Soudain, sur un mur de la pièce, une partie des tracés scintilla. Et Christian ressentit une douleur vive dans le ventre, au même endroit que la blessure qu’il venait d’infliger à son adversaire.

Mais lui semblait aller parfaitement bien, ayant maintenant l’épée en main et aucune trace apparente de blessure.

- Peut-être bien n’es-tu plus mon apprenti … peut-être même ne l’as-tu jamais vraiment été, vu le peu que tu en as retenu, dit-il en souriant.
Tiens, il me semble que tu as perdu ceci, je te la rends !

L’épée sembla voler d’elle-même pour venir se planter à l’emplacement exact de la douleur de Christian, la multipliant. Il vacilla, mais se reprit bien vite.
Et d’une incantation, sortit l’épée et guérit sa plaie.

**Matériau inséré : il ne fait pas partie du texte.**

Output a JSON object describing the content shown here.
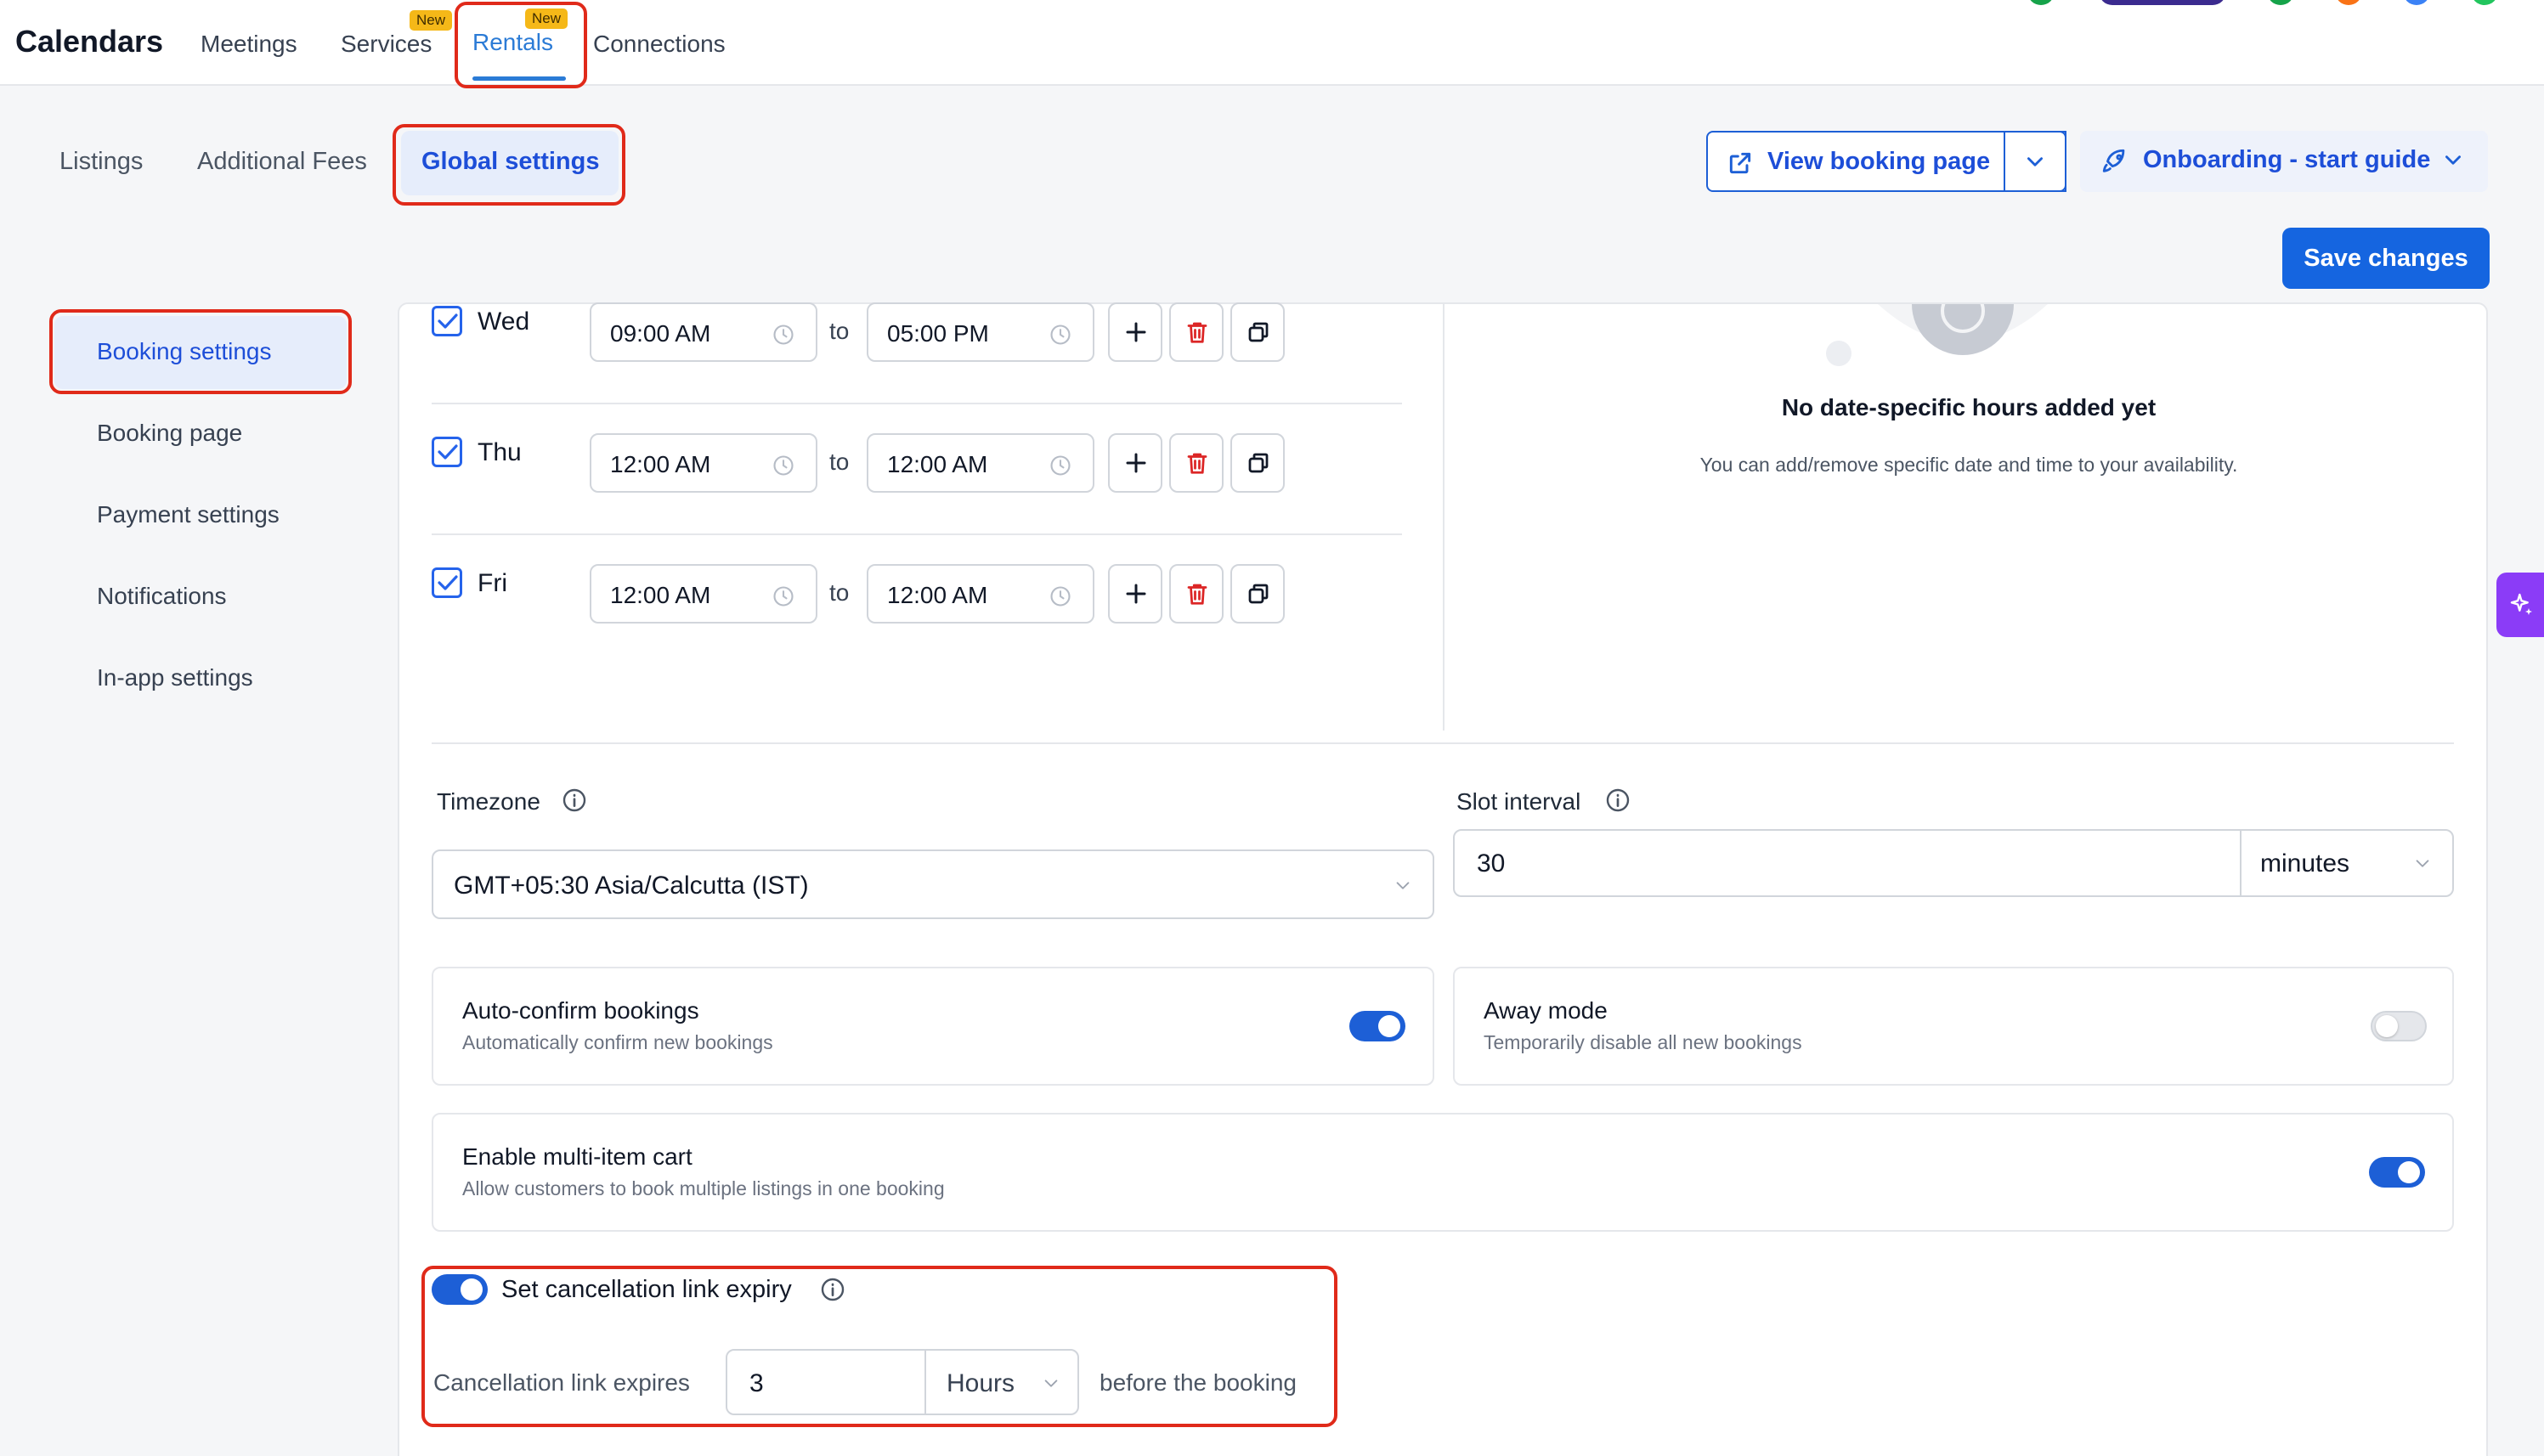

- Qu’est-ce donc que cela, vieux fou ? Une magie miroir ? Cela ne se peut, tu n’oserais pas ! Tu sais que je peux la retourner contre toi comme je veux.
Il claqua des doigts. Une autre partie des tracés, sur le sol cette fois, se mit à briller, et Christian fut projeté au sol comme s’il avait été percuté par un cheval au galop.

- Je confirme, tu n’as rien appris avec moi ! Pour retourner un sort, comme pour l’annuler, il faut disposer du contresort ou, au minimum, maîtriser la langue dans laquelle il a été écrit. Ce qui n’est pas ton cas !

- Mais cela n’est pas une langue ! Je connais toutes les langues magiques, passées et présentes ! Il ne suffit pas de tracer n’importe quoi sur un mur et de décréter que c’est une langue pour que cela fonctionne !

Nicolaï se remit alors à murmurer des sons incompréhensibles et ce fut la pièce entière qui se mit à briller, alors que la peau de Christian sembla crépiter soudain, comme si elle était sur le point de se mettre à brûler. Les premières flammes ne tardèrent d’ailleurs pas à apparaître. Mais s’arrêtèrent aussitôt, comme soufflées par un courant d’air surnaturel.

- Sur ce point-là tu as raison, cela ne suffit pas … mais ce n’est pas parce que personne ne connaît cette langue qu’elle n’existe pas. Je l’ai créée vois-tu … et tu ne pourras pas contrer indéfiniment tout ce que j’ai l’intention de te faire

Christian sut alors qu’il devait fuir. Cette pièce était un piège mortel dans lequel Nicolaï était tout puissant et invulnérable. Il chercha à se téléporter et, n’y parvenant pas – un autre des pièges du vieux maître – il se propulsa de l’autre coté du seuil.

Sauvé ! eut-il le temps de penser.
Avant de s’effondrer, mort.

L’encadrement de la porte brilla plus fort. Nicolaï avait vraiment tout prévu.
Personne ne pouvait quitter cette pièce vivant, s’il restait au moins une personne vivante à l’intérieur.

Nicolaï s’était précipité hors de la pièce à la suite de son ancien élève, pour ne pas rater le moment exact du trépas. Voilà qui était fait.

Il déchira la chemise de Christian et traça très vite le symbole de transfert.

Soudain, il parût beaucoup plus jeune. Ses vêtements avaient retrouvé tout leur éclat, la crasse s’était envolée comme par miracle. Il avait dû sacrifier bon nombre de choses, son énergie, son apparence, et même la majorité de ses pouvoirs, afin de sceller le pacte d’âme requis pour créer une langue magique. Un an de travail patient, de sacrifices et de renoncements. Mais ce n’était finalement pas cher payé, pour débarrasser le pays du pire sorcier maléfique qui ait jamais existé. D’autant moins cher payé qu’il avait tout prévu dès le départ pour récupérer l’intégralité.